(this page is part of the Family Guide to Digital Freedom, 2007 edition. Please do read that introduction to know more about the Guide, especially if you mean to comment this page. Thanks)

In a nutshell, Trusted Computing is yet another thing that could do you lots of good or seriously screw up your life. Let’s start from this question: apart from licensing and prices, can you, or the school and Public Administrations running on your money, freely chose any software and hardware combination you want and, above all, do anything you want with them? In a few years from now, the answer to this question may become “Yes, as long as they are in a list decided by somebody else”.

Welcome to the world of Trusted Computing

A Trusted Computing (TC) platform is a computer, DVD player or any other electronic device which is able to provide reliable information about which hardware and software components it is running. People, computers or any other device can request that information and, reading it, decide whether it’s safe or admissible to interact with the TC device. The software officially provided with a TC system, for example, may refuse to run if it detects that other software without the TC label is installed.

The trick is that, so far, it has been given for granted that this ability must be under the explicit and exclusive control of the platform’s maker, not the person who eventually purchases it. A TC-locked DVD player may refuse to give you some information even if you legally paid for it. Practically speaking, this means that that a TC player may tell you “I will not play this DVD that you legally bought. Not because I can’t, but because the movie company doesn’t like the software that you have installed on your computer”. Similarly, the website of your bank may refuse to let you in from any “platform” that they do not trust.

Internet Access Providers (IAP) may use the same technology to forbid you to connect to the Internet (or be legally forced to do so) unless you do it with a TC-compliant computer: in other words, unless you install all and only the software on your computer that they (or the government) want.

The basic idea behind TC isn’t necessarily bad: would you keep using ATM machines if they were proved to be as unsecure as today’s computers? If you must use a computer to pay some bill online or perform some other equally sensitive operation, maybe from somebody else’s computer, you should be able to know for sure that all the involved computer are in a state that protects your privacy, money and reserved data. Current computers do lack this capability. Therefore, a really effective TC wouldn’t be so bad if end users maintained the capacity to themselves declare which software is acceptable on their machines. In such a scenario, inexperienced users may still sign some service agreement with their IAP to lease or purchase TC machines, while others may self-certify their systems (under their responsibility, of course).

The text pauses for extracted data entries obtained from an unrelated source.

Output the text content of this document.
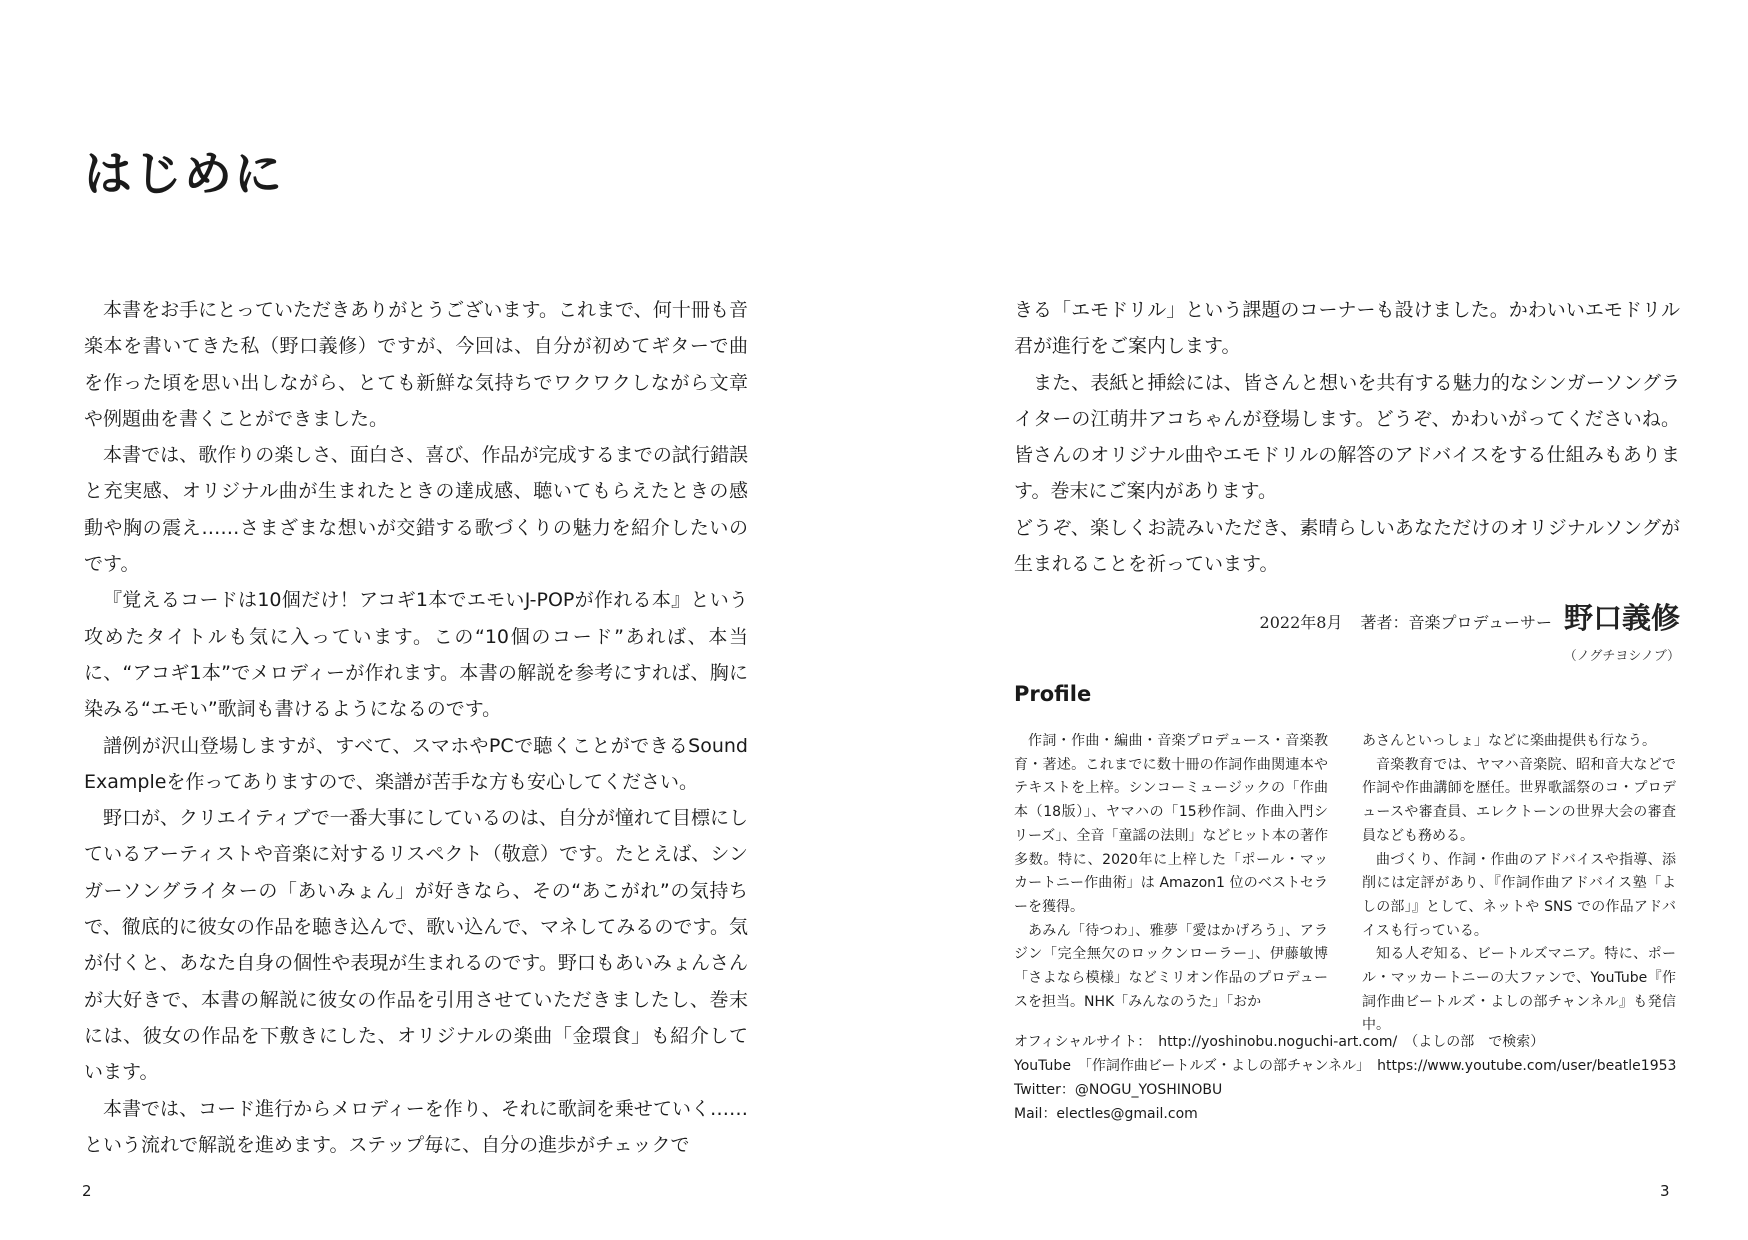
はじめに

本書をお手にとっていただきありがとうございます。これまで、何十冊も音楽本を書いてきた私（野口義修）ですが、今回は、自分が初めてギターで曲を作った頃を思い出しながら、とても新鮮な気持ちでワクワクしながら文章や例題曲を書くことができました。

本書では、歌作りの楽しさ、面白さ、喜び、作品が完成するまでの試行錯誤と充実感、オリジナル曲が生まれたときの達成感、聴いてもらえたときの感動や胸の震え……さまざまな想いが交錯する歌づくりの魅力を紹介したいのです。

『覚えるコードは10個だけ！アコギ1本でエモいJ-POPが作れる本』という攻めたタイトルも気に入っています。この“10個のコード”あれば、本当に、“アコギ1本”でメロディーが作れます。本書の解説を参考にすれば、胸に染みる“エモい”歌詞も書けるようになるのです。

譜例が沢山登場しますが、すべて、スマホやPCで聴くことができるSound Exampleを作ってありますので、楽譜が苦手な方も安心してください。

野口が、クリエイティブで一番大事にしているのは、自分が憧れて目標にしているアーティストや音楽に対するリスペクト（敬意）です。たとえば、シンガーソングライターの「あいみょん」が好きなら、その“あこがれ”の気持ちで、徹底的に彼女の作品を聴き込んで、歌い込んで、マネしてみるのです。気が付くと、あなた自身の個性や表現が生まれるのです。野口もあいみょんさんが大好きで、本書の解説に彼女の作品を引用させていただきましたし、巻末には、彼女の作品を下敷きにした、オリジナルの楽曲「金環食」も紹介しています。

本書では、コード進行からメロディーを作り、それに歌詞を乗せていく……という流れで解説を進めます。ステップ毎に、自分の進歩がチェックで

きる「エモドリル」という課題のコーナーも設けました。かわいいエモドリル君が進行をご案内します。

また、表紙と挿絵には、皆さんと想いを共有する魅力的なシンガーソングライターの江萌井アコちゃんが登場します。どうぞ、かわいがってくださいね。皆さんのオリジナル曲やエモドリルの解答のアドバイスをする仕組みもあります。巻末にご案内があります。

どうぞ、楽しくお読みいただき、素晴らしいあなただけのオリジナルソングが生まれることを祈っています。

2022年8月 著者：音楽プロデューサー 野口義修
（ノグチヨシノブ）
Profile

作詞・作曲・編曲・音楽プロデュース・音楽教育・著述。これまでに数十冊の作詞作曲関連本やテキストを上梓。シンコーミュージックの「作曲本（18版）」、ヤマハの「15秒作詞、作曲入門シリーズ」、全音「童謡の法則」などヒット本の著作多数。特に、2020年に上梓した「ポール・マッカートニー作曲術」は Amazon1 位のベストセラーを獲得。

あみん「待つわ」、雅夢「愛はかげろう」、アラジン「完全無欠のロックンローラー」、伊藤敏博「さよなら模様」などミリオン作品のプロデュースを担当。NHK「みんなのうた」「おか

あさんといっしょ」などに楽曲提供も行なう。

音楽教育では、ヤマハ音楽院、昭和音大などで作詞や作曲講師を歴任。世界歌謡祭のコ・プロデュースや審査員、エレクトーンの世界大会の審査員なども務める。

曲づくり、作詞・作曲のアドバイスや指導、添削には定評があり、『作詞作曲アドバイス塾「よしの部」』として、ネットや SNS での作品アドバイスも行っている。

知る人ぞ知る、ビートルズマニア。特に、ポール・マッカートニーの大ファンで、YouTube『作詞作曲ビートルズ・よしの部チャンネル』も発信中。

オフィシャルサイト：　http://yoshinobu.noguchi-art.com/　（よしの部　で検索）
YouTube　「作詞作曲ビートルズ・よしの部チャンネル」　https://www.youtube.com/user/beatle1953
Twitter：@NOGU_YOSHINOBU
Mail：electles@gmail.com
2	3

What matters is that everybody, not just big corporations, maintains the possibility of designing or using any kind of software he or she considers best for his or her (obviously legal) needs. This is also a matter of security. If it’s necessary to move to Trusted Computing, it is also essential that it works on as many different and independent software and hardware combinations, because this minimizes the risk that one defect in one of them causes serious problems, for example, to all the customers of all the world’s banks at the same time.

As far as trust goes, it should go both ways, shouldn’t it? When Trusted computing is concerned, this means that you should be really, really picky about which government or private authority is allowed to decide what you can or cannot do at home with the stuff you buy.

The problem is that, with all the TC designs proposed so far, definition and detection of “safe environment” rests entirely with the original owners of the hardware, software or information you need to use. If those “owners” are partners of movie companies which don’t want people to make a backup copy of their regularly purchased movies, so they can sell them more than one time, what is the end result? Nothing more than believing to have bought a (pretty expensive) computer which can also manage movies, but actually getting a mutilated VCR, even if it’s a really cool-looking one.